But as harsh as Paul's sentence might sound, there are those who have it even worse. LifeForPot.org has compiled a list of prisoners who were sentenced to life behind bars for marijuana crimes.

The first nine individuals on Beth Curtis' site are over the age of 62. They include John Knock who has been behind bars since 1996. According to Curtis' site, Knock was convicted of a first-time pot offense in a Florida sting operation.

Then there's Larry Duke, a decorated Vietnam veteran who's serving life without parole for marijuana-only crimes, according to Life For Pot.

"These are lifetime sentences for what, in other countries, they wouldn't in a moment consider incarcerating anybody for," Allen St.
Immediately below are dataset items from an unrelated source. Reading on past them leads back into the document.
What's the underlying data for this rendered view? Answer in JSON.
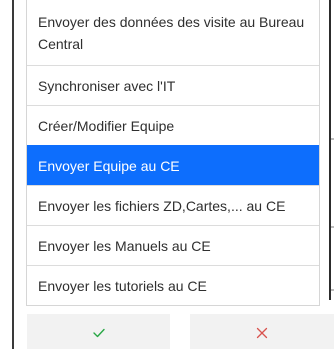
{
  "menu": {
    "items": [
      {
        "label": "Envoyer des données des visite au Bureau Central"
      },
      {
        "label": "Synchroniser avec l'IT"
      },
      {
        "label": "Créer/Modifier Equipe"
      },
      {
        "label": "Envoyer Equipe au CE"
      },
      {
        "label": "Envoyer les fichiers ZD,Cartes,... au CE"
      },
      {
        "label": "Envoyer les Manuels au CE"
      },
      {
        "label": "Envoyer les tutoriels au CE"
      }
    ],
    "selected_index": 3
  },
  "actions": {
    "confirm_icon": "check-icon",
    "cancel_icon": "close-icon"
  },
  "colors": {
    "selected_bg": "#0d6efd",
    "confirm": "#28a745",
    "cancel": "#d9534f"
  }
}
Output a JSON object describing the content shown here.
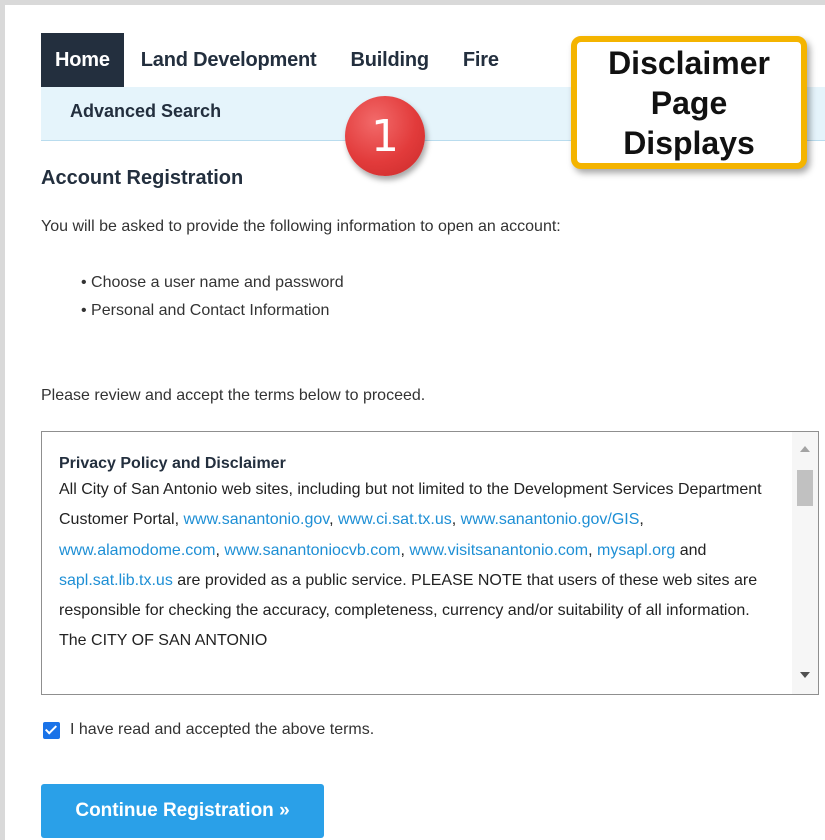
{
  "nav": {
    "tabs": [
      {
        "label": "Home",
        "active": true
      },
      {
        "label": "Land Development"
      },
      {
        "label": "Building"
      },
      {
        "label": "Fire"
      }
    ],
    "subnav": {
      "advanced_search": "Advanced Search"
    }
  },
  "overlay": {
    "step_marker": "1",
    "callout_lines": [
      "Disclaimer",
      "Page",
      "Displays"
    ]
  },
  "page": {
    "heading": "Account Registration",
    "intro": "You will be asked to provide the following information to open an account:",
    "bullets": [
      "Choose a user name and password",
      "Personal and Contact Information"
    ],
    "review_text": "Please review and accept the terms below to proceed."
  },
  "terms": {
    "title": "Privacy Policy and Disclaimer",
    "text_1": "All City of San Antonio web sites, including but not limited to the Development Services Department Customer Portal, ",
    "link_1": "www.sanantonio.gov",
    "sep_1": ", ",
    "link_2": "www.ci.sat.tx.us",
    "sep_2": ", ",
    "link_3": "www.sanantonio.gov/GIS",
    "sep_3": ", ",
    "link_4": "www.alamodome.com",
    "sep_4": ", ",
    "link_5": "www.sanantoniocvb.com",
    "sep_5": ", ",
    "link_6": "www.visitsanantonio.com",
    "sep_6": ", ",
    "link_7": "mysapl.org",
    "sep_7": " and ",
    "link_8": "sapl.sat.lib.tx.us",
    "text_2": " are provided as a public service. PLEASE NOTE that users of these web sites are responsible for checking the accuracy, completeness, currency and/or suitability of all information. The CITY OF SAN ANTONIO"
  },
  "accept": {
    "checked": true,
    "label": "I have read and accepted the above terms."
  },
  "continue_button": "Continue Registration »",
  "colors": {
    "nav_dark": "#232f3e",
    "subnav_bg": "#e5f4fb",
    "link": "#1e8fd5",
    "button": "#2aa0e8",
    "callout_border": "#f4b400",
    "marker": "#e23b3b"
  }
}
Pierre, Executive Director for the National Organization for the Reform of Marijuana Laws, told The Huffington Post. "Virtually nobody in Europe goes to jail for cannabis offenses. If they do, they have to be caught in large commercial operations, and repeat offenders."

Salon previously compiled a list of offenders given long sentences for pot crimes such as Christopher Williams, who faces 82 to 85 years behind bars for providing medical marijuana and Patricia Spottedcrow, a mother of four who's serving a 12-year sentence for selling $31 worth of marijuana.
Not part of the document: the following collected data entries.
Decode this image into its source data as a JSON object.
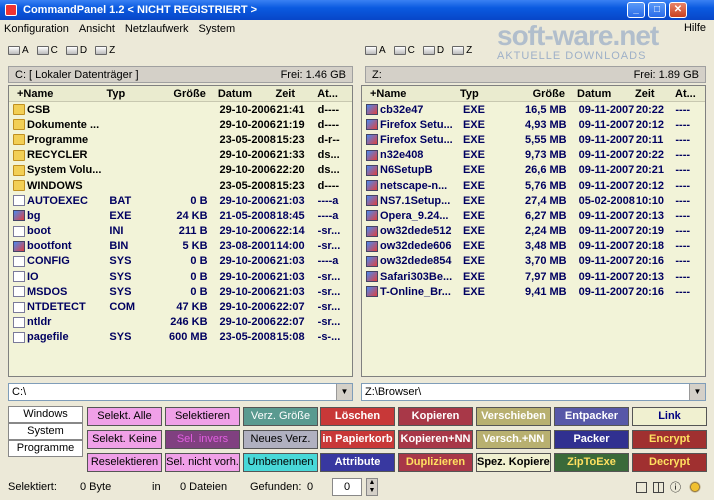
{
  "window": {
    "title": "CommandPanel 1.2  < NICHT REGISTRIERT >"
  },
  "menu": [
    "Konfiguration",
    "Ansicht",
    "Netzlaufwerk",
    "System"
  ],
  "help": "Hilfe",
  "watermark": {
    "line1": "soft-ware.net",
    "line2": "AKTUELLE DOWNLOADS"
  },
  "drives": {
    "a": "A",
    "c": "C",
    "d": "D",
    "z": "Z"
  },
  "left": {
    "path": "C:  [ Lokaler Datenträger ]",
    "free": "Frei:  1.46 GB",
    "headers": [
      "+Name",
      "Typ",
      "Größe",
      "Datum",
      "Zeit",
      "At..."
    ],
    "rows": [
      {
        "icon": "folder",
        "name": "CSB",
        "type": "",
        "size": "",
        "date": "29-10-2006",
        "time": "21:41",
        "attr": "d----"
      },
      {
        "icon": "folder",
        "name": "Dokumente ...",
        "type": "",
        "size": "",
        "date": "29-10-2006",
        "time": "21:19",
        "attr": "d----"
      },
      {
        "icon": "folder",
        "name": "Programme",
        "type": "",
        "size": "",
        "date": "23-05-2008",
        "time": "15:23",
        "attr": "d-r--"
      },
      {
        "icon": "folder",
        "name": "RECYCLER",
        "type": "",
        "size": "",
        "date": "29-10-2006",
        "time": "21:33",
        "attr": "ds..."
      },
      {
        "icon": "folder",
        "name": "System Volu...",
        "type": "",
        "size": "",
        "date": "29-10-2006",
        "time": "22:20",
        "attr": "ds..."
      },
      {
        "icon": "folder",
        "name": "WINDOWS",
        "type": "",
        "size": "",
        "date": "23-05-2008",
        "time": "15:23",
        "attr": "d----"
      },
      {
        "icon": "file",
        "name": "AUTOEXEC",
        "type": "BAT",
        "size": "0 B",
        "date": "29-10-2006",
        "time": "21:03",
        "attr": "----a"
      },
      {
        "icon": "exe",
        "name": "bg",
        "type": "EXE",
        "size": "24 KB",
        "date": "21-05-2008",
        "time": "18:45",
        "attr": "----a"
      },
      {
        "icon": "file",
        "name": "boot",
        "type": "INI",
        "size": "211 B",
        "date": "29-10-2006",
        "time": "22:14",
        "attr": "-sr..."
      },
      {
        "icon": "exe",
        "name": "bootfont",
        "type": "BIN",
        "size": "5 KB",
        "date": "23-08-2001",
        "time": "14:00",
        "attr": "-sr..."
      },
      {
        "icon": "file",
        "name": "CONFIG",
        "type": "SYS",
        "size": "0 B",
        "date": "29-10-2006",
        "time": "21:03",
        "attr": "----a"
      },
      {
        "icon": "file",
        "name": "IO",
        "type": "SYS",
        "size": "0 B",
        "date": "29-10-2006",
        "time": "21:03",
        "attr": "-sr..."
      },
      {
        "icon": "file",
        "name": "MSDOS",
        "type": "SYS",
        "size": "0 B",
        "date": "29-10-2006",
        "time": "21:03",
        "attr": "-sr..."
      },
      {
        "icon": "file",
        "name": "NTDETECT",
        "type": "COM",
        "size": "47 KB",
        "date": "29-10-2006",
        "time": "22:07",
        "attr": "-sr..."
      },
      {
        "icon": "file",
        "name": "ntldr",
        "type": "",
        "size": "246 KB",
        "date": "29-10-2006",
        "time": "22:07",
        "attr": "-sr..."
      },
      {
        "icon": "file",
        "name": "pagefile",
        "type": "SYS",
        "size": "600 MB",
        "date": "23-05-2008",
        "time": "15:08",
        "attr": "-s-..."
      }
    ],
    "cmd": "C:\\"
  },
  "right": {
    "path": "Z:",
    "free": "Frei:  1.89 GB",
    "headers": [
      "+Name",
      "Typ",
      "Größe",
      "Datum",
      "Zeit",
      "At..."
    ],
    "rows": [
      {
        "icon": "exe",
        "name": "cb32e47",
        "type": "EXE",
        "size": "16,5 MB",
        "date": "09-11-2007",
        "time": "20:22",
        "attr": "----"
      },
      {
        "icon": "exe",
        "name": "Firefox Setu...",
        "type": "EXE",
        "size": "4,93 MB",
        "date": "09-11-2007",
        "time": "20:12",
        "attr": "----"
      },
      {
        "icon": "exe",
        "name": "Firefox Setu...",
        "type": "EXE",
        "size": "5,55 MB",
        "date": "09-11-2007",
        "time": "20:11",
        "attr": "----"
      },
      {
        "icon": "exe",
        "name": "n32e408",
        "type": "EXE",
        "size": "9,73 MB",
        "date": "09-11-2007",
        "time": "20:22",
        "attr": "----"
      },
      {
        "icon": "exe",
        "name": "N6SetupB",
        "type": "EXE",
        "size": "26,6 MB",
        "date": "09-11-2007",
        "time": "20:21",
        "attr": "----"
      },
      {
        "icon": "exe",
        "name": "netscape-n...",
        "type": "EXE",
        "size": "5,76 MB",
        "date": "09-11-2007",
        "time": "20:12",
        "attr": "----"
      },
      {
        "icon": "exe",
        "name": "NS7.1Setup...",
        "type": "EXE",
        "size": "27,4 MB",
        "date": "05-02-2008",
        "time": "10:10",
        "attr": "----"
      },
      {
        "icon": "exe",
        "name": "Opera_9.24...",
        "type": "EXE",
        "size": "6,27 MB",
        "date": "09-11-2007",
        "time": "20:13",
        "attr": "----"
      },
      {
        "icon": "exe",
        "name": "ow32dede512",
        "type": "EXE",
        "size": "2,24 MB",
        "date": "09-11-2007",
        "time": "20:19",
        "attr": "----"
      },
      {
        "icon": "exe",
        "name": "ow32dede606",
        "type": "EXE",
        "size": "3,48 MB",
        "date": "09-11-2007",
        "time": "20:18",
        "attr": "----"
      },
      {
        "icon": "exe",
        "name": "ow32dede854",
        "type": "EXE",
        "size": "3,70 MB",
        "date": "09-11-2007",
        "time": "20:16",
        "attr": "----"
      },
      {
        "icon": "exe",
        "name": "Safari303Be...",
        "type": "EXE",
        "size": "7,97 MB",
        "date": "09-11-2007",
        "time": "20:13",
        "attr": "----"
      },
      {
        "icon": "exe",
        "name": "T-Online_Br...",
        "type": "EXE",
        "size": "9,41 MB",
        "date": "09-11-2007",
        "time": "20:16",
        "attr": "----"
      }
    ],
    "cmd": "Z:\\Browser\\"
  },
  "tabs": [
    "Windows",
    "System",
    "Programme"
  ],
  "buttons": [
    [
      {
        "label": "Selekt. Alle",
        "bg": "#f0a0e8",
        "fg": "#000"
      },
      {
        "label": "Selektieren",
        "bg": "#f0a0e8",
        "fg": "#000"
      },
      {
        "label": "Verz. Größe",
        "bg": "#5a9a90",
        "fg": "#fff"
      },
      {
        "label": "Löschen",
        "bg": "#c83838",
        "fg": "#fff"
      },
      {
        "label": "Kopieren",
        "bg": "#a83848",
        "fg": "#fff"
      },
      {
        "label": "Verschieben",
        "bg": "#b8b070",
        "fg": "#fff"
      },
      {
        "label": "Entpacker",
        "bg": "#5858a8",
        "fg": "#fff"
      },
      {
        "label": "Link",
        "bg": "#f0f0d0",
        "fg": "#000080"
      }
    ],
    [
      {
        "label": "Selekt. Keine",
        "bg": "#f0a0e8",
        "fg": "#000"
      },
      {
        "label": "Sel. invers",
        "bg": "#804080",
        "fg": "#e060e0"
      },
      {
        "label": "Neues Verz.",
        "bg": "#b0b0c0",
        "fg": "#000"
      },
      {
        "label": "in Papierkorb",
        "bg": "#c83838",
        "fg": "#fff"
      },
      {
        "label": "Kopieren+NN",
        "bg": "#a83848",
        "fg": "#fff"
      },
      {
        "label": "Versch.+NN",
        "bg": "#b8b070",
        "fg": "#fff"
      },
      {
        "label": "Packer",
        "bg": "#303090",
        "fg": "#fff"
      },
      {
        "label": "Encrypt",
        "bg": "#a03030",
        "fg": "#ffe060"
      }
    ],
    [
      {
        "label": "Reselektieren",
        "bg": "#f0a0e8",
        "fg": "#000"
      },
      {
        "label": "Sel. nicht vorh.",
        "bg": "#f0a0e8",
        "fg": "#000"
      },
      {
        "label": "Umbenennen",
        "bg": "#48d8d8",
        "fg": "#000"
      },
      {
        "label": "Attribute",
        "bg": "#3838a0",
        "fg": "#fff"
      },
      {
        "label": "Duplizieren",
        "bg": "#a83848",
        "fg": "#ffe060"
      },
      {
        "label": "Spez. Kopieren",
        "bg": "#f0f0d0",
        "fg": "#000"
      },
      {
        "label": "ZipToExe",
        "bg": "#3a6a3a",
        "fg": "#ffe060"
      },
      {
        "label": "Decrypt",
        "bg": "#a03030",
        "fg": "#ffe060"
      }
    ]
  ],
  "status": {
    "label1": "Selektiert:",
    "bytes": "0 Byte",
    "in": "in",
    "files": "0 Dateien",
    "found_label": "Gefunden:",
    "found": "0",
    "spin": "0"
  }
}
Nationwide, NORML estimates there are around 100,000 people incarcerated for pot-only offenses. That's a relatively small percentage of the roughly 2.4 million Americans currently behind bars.

But, St. Pierre said, that number is about a quarter of the 450,000 prisoners incarcerated in all of the European Union, which has a larger total population than the U.S.

"The people serving lifetime sentences for marijuana are really bad outliers of what is a much larger and prolific industry within the criminal justice system," St. Pierre said.

The steep sentences often come after the offenders turn down plea deals and take their cases to trial.

Paul's appeal comes the same week the American Civil Liberties Union published a new report analyzing a decade of marijuana arrest data from the FBI. The study found that, in 2010, a person was arrested for a marijuana-related charge every 41 seconds.

Between 2001 and 2010, there were 8.2 million marijuana arrests, "88 percent of which were for possession," the report said.

Pot arrests comprised 50 percent of all drug arrests in the U.S. in that same time period.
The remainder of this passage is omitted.